Chasing other links I stumbled across this:
As a proportion of the drug response, the placebo response was constant across different types of [antidepressant] medication (75%), and the correlation between placebo effect and drug effect was .90. [...] These data raise the possibility that the apparent drug effect (25% of the drug response) is actually an active placebo effect.In English: it's possible that all reported effects of antidepressant medication are placebo effects. It's quite likely that 75% of reported effects are placebo.
More recently, these authors replicated the work using studies from the FDA database. FDA studies are done as part of drug approval processes. They're generally not published in refereed literature and there have been accusations that they're slanted in favor of the drugs. That is, the studies are done in order to speed drugs through the approval process and may overreport positive effects and underreport negatives. So in theory you'd see a larger effect for ADs if you analyzed these studies. In fact:
Kirsch et al. reported an 18% difference between drug and placebo.The debate is actually fairly nuanced. There's been some good work recently looking (via MRI) at the neurochemical mechanisms triggered by placebos. There is some evidence that the difference between AD and placebo increases with the severity of depression, though that might be due to differences between active and inert placebos - people with serious depression are often familiar with the side effects of ADs and can recognize when given a sugar pill that doesn't have the expected side effects.

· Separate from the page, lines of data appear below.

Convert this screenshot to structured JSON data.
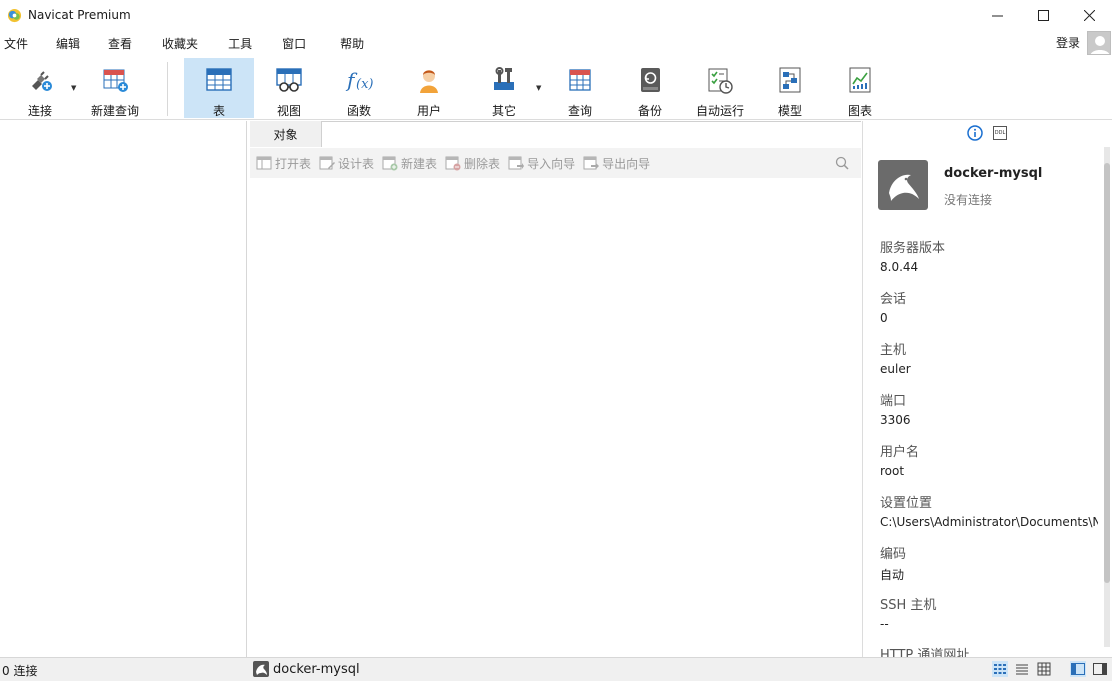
{
  "window": {
    "title": "Navicat Premium"
  },
  "menu": {
    "items": [
      "文件",
      "编辑",
      "查看",
      "收藏夹",
      "工具",
      "窗口",
      "帮助"
    ],
    "login": "登录"
  },
  "toolbar": {
    "connect": "连接",
    "new_query": "新建查询",
    "table": "表",
    "view": "视图",
    "function": "函数",
    "user": "用户",
    "other": "其它",
    "query": "查询",
    "backup": "备份",
    "auto_run": "自动运行",
    "model": "模型",
    "chart": "图表"
  },
  "center": {
    "tab": "对象",
    "actions": {
      "open_table": "打开表",
      "design_table": "设计表",
      "new_table": "新建表",
      "delete_table": "删除表",
      "import_wizard": "导入向导",
      "export_wizard": "导出向导"
    }
  },
  "info": {
    "name": "docker-mysql",
    "status": "没有连接",
    "props": [
      {
        "k": "服务器版本",
        "v": "8.0.44"
      },
      {
        "k": "会话",
        "v": "0"
      },
      {
        "k": "主机",
        "v": "euler"
      },
      {
        "k": "端口",
        "v": "3306"
      },
      {
        "k": "用户名",
        "v": "root"
      },
      {
        "k": "设置位置",
        "v": "C:\\Users\\Administrator\\Documents\\N"
      },
      {
        "k": "编码",
        "v": "自动"
      },
      {
        "k": "SSH 主机",
        "v": "--"
      },
      {
        "k": "HTTP 通道网址",
        "v": ""
      }
    ]
  },
  "status": {
    "connections": "0 连接",
    "current": "docker-mysql"
  },
  "colors": {
    "accent": "#cce4f7",
    "disabled_text": "#9a9a9a"
  }
}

Nobody's claiming that ADs don't work. The claim is that they do work... and sugar pills work, too.
Title: "Listening to Prozac but hearing placebo: A meta-analysis of antidepressant medication." Authors: Kirsch, Irving; Sapirstein, Guy Publication: Prevention & Treatment. 1(1), Jun 1998 <http://content.apa.org/journals/pre/1/1/2> Title: "The emperor's new drugs: An analysis of antidepressant medication data submitted to the U.S. Food and Drug Administration." Authors: Kirsch, I., Moore, T. J., Scoboria, A., & Nicholls, S. S. Publication: Prevention & Treatment, 5, art. 23 <http://journals.apa.org/prevention/volume5/pre0050023a.html>
no subject
Date: 2007-04-27 05:31 pm (UTC)The study periods I saw were six weeks and six months. I believe that under six weeks you may not get the full effect of an AD. Can't say why the six month period was picked.
what could be tested for in a trial of this type.
That was one of the reasons for replicating the work with the FDA database. If you wish to say (as the Feds do) that the FDA study criteria are sufficient to establish the safety and effectiveness of a drug that is to be prescribed to patients then it's a very strange claim to then say "well those studies are no good."
That said, you're not the first one to say this. Certainly there's a body of objection to Kirsch that says "if you measure in a properly constructed study you do see significant differences." Fair enough, but then the onus is on the claimant both to state what a proper study would be and to say why a study is sufficient to get a drug approved and onto the market but somehow is not sufficient to distinguish its effect from a placebo effect.
actual lying to some and telling them they are getting a placebo when they are not would be extremely valuable to see if the efficacy is impacted.
There are two problems with that. One, as I mentioned earlier, is that you have a very hard time getting approval for a study protocol that bald-faced lies to people. You can mislead or conceal, but lying it pretty much right out because it destroys informed consent. Two, it messed with the notion of double-blind. The point is that not only does the patient not know what pill they're getting, the administering person doesn't know either. That removes effect and observational biases. (Or at least reduces them; again, see the discussion of active vs inert placebos.)